Consider the information provided by Adam Carroll, Founder and Chief Education Officer of National Financial Educators: “[Student loan debt] went from $200 billion in 2004 to $1.2 trillion in 2014…a 511% increase in 10 years.” The New York Fed’s report suggests that without a reversal, we could reach $2 trillion in student loan debt sometime in the 2020s.
The Fed report contains further sobering information. Borrowers currently leave school owing an average near $34,000, an increase of 70% over a decade. Around 5% of student loan holders owe over $100,000. Student loan delinquency hit 11.2% in the last quarter of 2016, topping delinquency rates for all other types of household debt.
As if that isn’t bad enough, interest rates on new federal loans issued for the 2017-2018 college year will increase from the current 3.76% to 4.45%. The standard rate on direct unsubsidized graduate loans will also increase from 5.31% to 6% for the new school year. Parents can expect to pay 7% interest on direct PLUS loans for graduate and undergraduate students, an increase from the current rate of 6.31%.
The crushing debt load is having a ripple effect on the economy, affecting home ownership and other household financial obligations.

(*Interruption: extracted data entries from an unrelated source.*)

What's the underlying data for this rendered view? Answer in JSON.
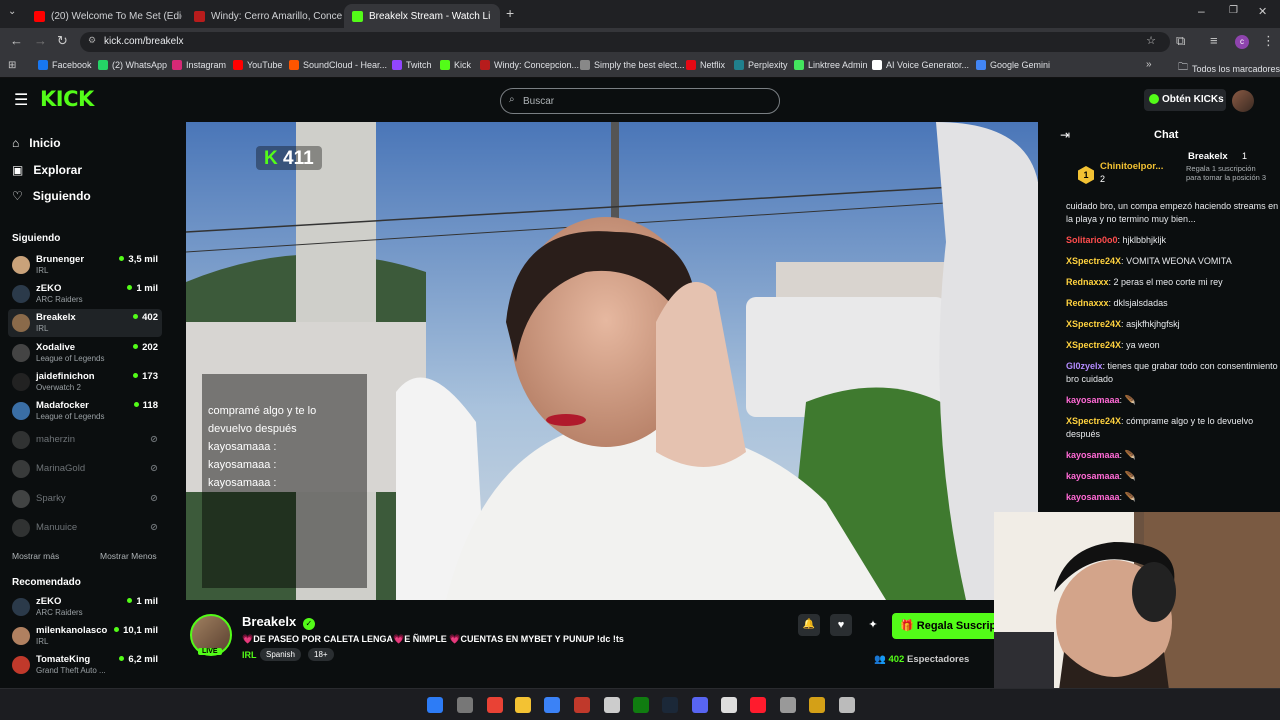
{
  "browser": {
    "tabs": [
      {
        "title": "(20) Welcome To Me Set (Edicio",
        "color": "#ff0000"
      },
      {
        "title": "Windy: Cerro Amarillo, Concep",
        "color": "#b71c1c"
      },
      {
        "title": "Breakelx Stream - Watch Li",
        "color": "#53fc18"
      }
    ],
    "url": "kick.com/breakelx",
    "bookmarks": [
      {
        "label": "Facebook",
        "color": "#1877f2"
      },
      {
        "label": "(2) WhatsApp",
        "color": "#25d366"
      },
      {
        "label": "Instagram",
        "color": "#d62976"
      },
      {
        "label": "YouTube",
        "color": "#ff0000"
      },
      {
        "label": "SoundCloud - Hear...",
        "color": "#ff5500"
      },
      {
        "label": "Twitch",
        "color": "#9146ff"
      },
      {
        "label": "Kick",
        "color": "#53fc18"
      },
      {
        "label": "Windy: Concepcion...",
        "color": "#b71c1c"
      },
      {
        "label": "Simply the best elect...",
        "color": "#888888"
      },
      {
        "label": "Netflix",
        "color": "#e50914"
      },
      {
        "label": "Perplexity",
        "color": "#20808d"
      },
      {
        "label": "Linktree Admin",
        "color": "#43e55e"
      },
      {
        "label": "AI Voice Generator...",
        "color": "#ffffff"
      },
      {
        "label": "Google Gemini",
        "color": "#4285f4"
      }
    ],
    "all_bookmarks": "Todos los marcadores"
  },
  "header": {
    "logo": "KICK",
    "search_placeholder": "Buscar",
    "kicks_button": "Obtén KICKs"
  },
  "sidebar": {
    "nav": [
      "Inicio",
      "Explorar",
      "Siguiendo"
    ],
    "following_title": "Siguiendo",
    "following": [
      {
        "name": "Brunenger",
        "category": "IRL",
        "viewers": "3,5 mil",
        "live": true,
        "color": "#c9a27a"
      },
      {
        "name": "zEKO",
        "category": "ARC Raiders",
        "viewers": "1 mil",
        "live": true,
        "color": "#2b3a4a"
      },
      {
        "name": "Breakelx",
        "category": "IRL",
        "viewers": "402",
        "live": true,
        "color": "#8a6a4a"
      },
      {
        "name": "Xodalive",
        "category": "League of Legends",
        "viewers": "202",
        "live": true,
        "color": "#444"
      },
      {
        "name": "jaidefinichon",
        "category": "Overwatch 2",
        "viewers": "173",
        "live": true,
        "color": "#222"
      },
      {
        "name": "Madafocker",
        "category": "League of Legends",
        "viewers": "118",
        "live": true,
        "color": "#3a6ea5"
      },
      {
        "name": "maherzin",
        "category": "",
        "viewers": "",
        "live": false,
        "color": "#555"
      },
      {
        "name": "MarinaGold",
        "category": "",
        "viewers": "",
        "live": false,
        "color": "#666"
      },
      {
        "name": "Sparky",
        "category": "",
        "viewers": "",
        "live": false,
        "color": "#777"
      },
      {
        "name": "Manuuice",
        "category": "",
        "viewers": "",
        "live": false,
        "color": "#555"
      }
    ],
    "show_more": "Mostrar más",
    "show_less": "Mostrar Menos",
    "recommended_title": "Recomendado",
    "recommended": [
      {
        "name": "zEKO",
        "category": "ARC Raiders",
        "viewers": "1 mil",
        "color": "#2b3a4a"
      },
      {
        "name": "milenkanolasco",
        "category": "IRL",
        "viewers": "10,1 mil",
        "color": "#b08060"
      },
      {
        "name": "TomateKing",
        "category": "Grand Theft Auto ...",
        "viewers": "6,2 mil",
        "color": "#c0392b"
      }
    ]
  },
  "stream": {
    "viewer_overlay": "411",
    "overlay_chat": [
      "compramé algo y te lo",
      "devuelvo después",
      "kayosamaaa :",
      "kayosamaaa :",
      "kayosamaaa :"
    ],
    "channel": "Breakelx",
    "live_label": "LIVE",
    "title": "💗DE PASEO POR CALETA LENGA💗E ÑIMPLE 💗CUENTAS EN MYBET Y PUNUP !dc !ts",
    "category": "IRL",
    "tags": [
      "Spanish",
      "18+"
    ],
    "gift_button": "Regala Suscrip",
    "viewers": "402",
    "viewers_label": "Espectadores"
  },
  "chat": {
    "title": "Chat",
    "pinned_gifter": {
      "name": "Chinitoelpor...",
      "count": "2"
    },
    "pinned_top": {
      "name": "Breakelx",
      "count": "1",
      "note": "Regala 1 suscripción para tomar la posición 3"
    },
    "messages": [
      {
        "user": "",
        "text": "cuidado bro, un compa empezó haciendo streams en la playa y no termino muy bien...",
        "color": "#8c6bff"
      },
      {
        "user": "Solitario0o0",
        "text": "hjklbbhjkljk",
        "color": "#ff4d4d"
      },
      {
        "user": "XSpectre24X",
        "text": "VOMITA WEONA VOMITA",
        "color": "#ffd23f"
      },
      {
        "user": "Rednaxxx",
        "text": "2 peras el meo corte mi rey",
        "color": "#ffd23f"
      },
      {
        "user": "Rednaxxx",
        "text": "dklsjalsdadas",
        "color": "#ffd23f"
      },
      {
        "user": "XSpectre24X",
        "text": "asjkfhkjhgfskj",
        "color": "#ffd23f"
      },
      {
        "user": "XSpectre24X",
        "text": "ya weon",
        "color": "#ffd23f"
      },
      {
        "user": "Gl0zyelx",
        "text": "tienes que grabar todo con consentimiento bro cuidado",
        "color": "#b48cff"
      },
      {
        "user": "kayosamaaa",
        "text": "",
        "color": "#ff6ad5"
      },
      {
        "user": "XSpectre24X",
        "text": "cómprame algo y te lo devuelvo después",
        "color": "#ffd23f"
      },
      {
        "user": "kayosamaaa",
        "text": "",
        "color": "#ff6ad5"
      },
      {
        "user": "kayosamaaa",
        "text": "",
        "color": "#ff6ad5"
      },
      {
        "user": "kayosamaaa",
        "text": "",
        "color": "#ff6ad5"
      }
    ]
  },
  "colors": {
    "kick_green": "#53fc18",
    "bg": "#0b0e0f"
  }
}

If you’re already burdened by student loans, you must budget appropriately and review your options — but don’t give up on payment and sink into default. The effects are long lasting. Millennials were hit particularly hard by the combination of recession and college costs, but in the words of Millennial Money Expert Stefanie O’Connell, “The thing Millennials really need to understand about student loan debt is that … paying it back is not a passive practice … I think most people disengage and the consequences of that can be pretty critical.”
By being proactive with a tighter budget, investigating refinancing options, and negotiating lower minimum payment options with your creditors, you can gradually cut down your student loan debt. Don’t forget the income side — if you can enhance your income with side gigs or parlay your experience into a better-paying job, you can chop down your debt even faster.

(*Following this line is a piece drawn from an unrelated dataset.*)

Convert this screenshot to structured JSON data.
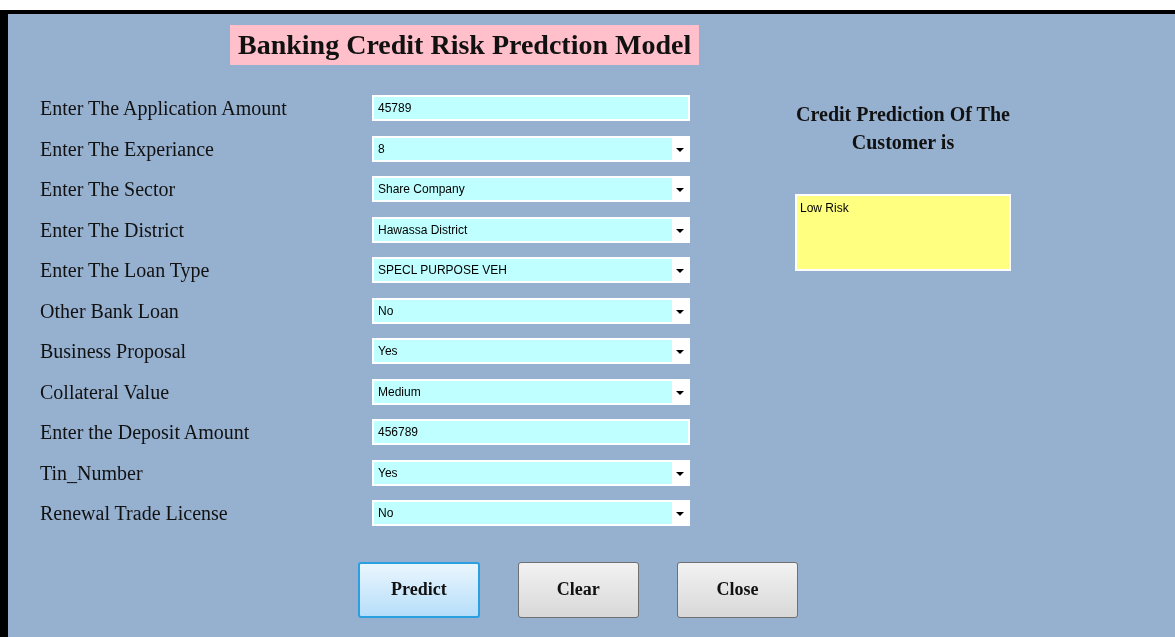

Of course, a proactive approach to student loan debt is even more effective when you haven’t started college yet. Parents can set up 529 or Coverdell savings programs when children are young, and build up a 401(k)-style nest egg while often gaining tax advantages.
If college is imminent and savings are limited, your best strategy is to turn toward scholarships. If you don’t qualify for standard academic or athletic scholarships, focus on winning local, less-well-known scholarships. They can add up quickly.
Carroll calls scholarship acquisition “the single highest paying part-time job that a student can have. A student applies for a $500 scholarship through the Lions Club or Kiwanis or Rotary. They win $500. It took them one hour to complete. They just made $500 an hour.”
Make sure that you fill out the Free Application for Federal Student Aid (FAFSA) as soon as possible, as it is the key to virtually all varieties of student aid. The FAFSA website can guide you through the process, and many other guidance resources are available online. The IRS Data Retrieval tool that usually enables applicants to easily enter tax-related information on the FAFSA has been shut down due to security concerns, slowing down the application process and increasing the urgency for you to get started on your application before time runs out.
As you choose your future college, investigate the school-based options for work-study programs and internships. You may also contact nearby businesses in your chosen field, and see if any internships are available that allow you to balance work and school. Consider public service options that allow you to partially work off your loan and/or forgive debts — you may even decide to take advantage of the military academies.
As a student, you probably could borrow more than your credit score would allow, but that doesn’t mean you should. Parents with poor credit may struggle to qualify for private student loans, so filing a FAFSA would be your best bet. The federal government will assess your credit score and financial situation to calculate your need for assistance.
Try to limit your student loans to an amount that you can reasonably pay back. Carroll notes that you can borrow the same general amount regardless of the salaries in your chosen field (and therefore your payback potential). His proposal: “We need to make borrowing commensurate with what starting salaries are in that major.”
Until that day happens, you’ll have to determine your own limits. Can you get the same education and the same future job through a degree at a less-expensive school? Do you have in-state discounts or other opportunities available? You may end up at a place other than your dream school, but at least you can avoid the nightmare of unmanageable levels of debt.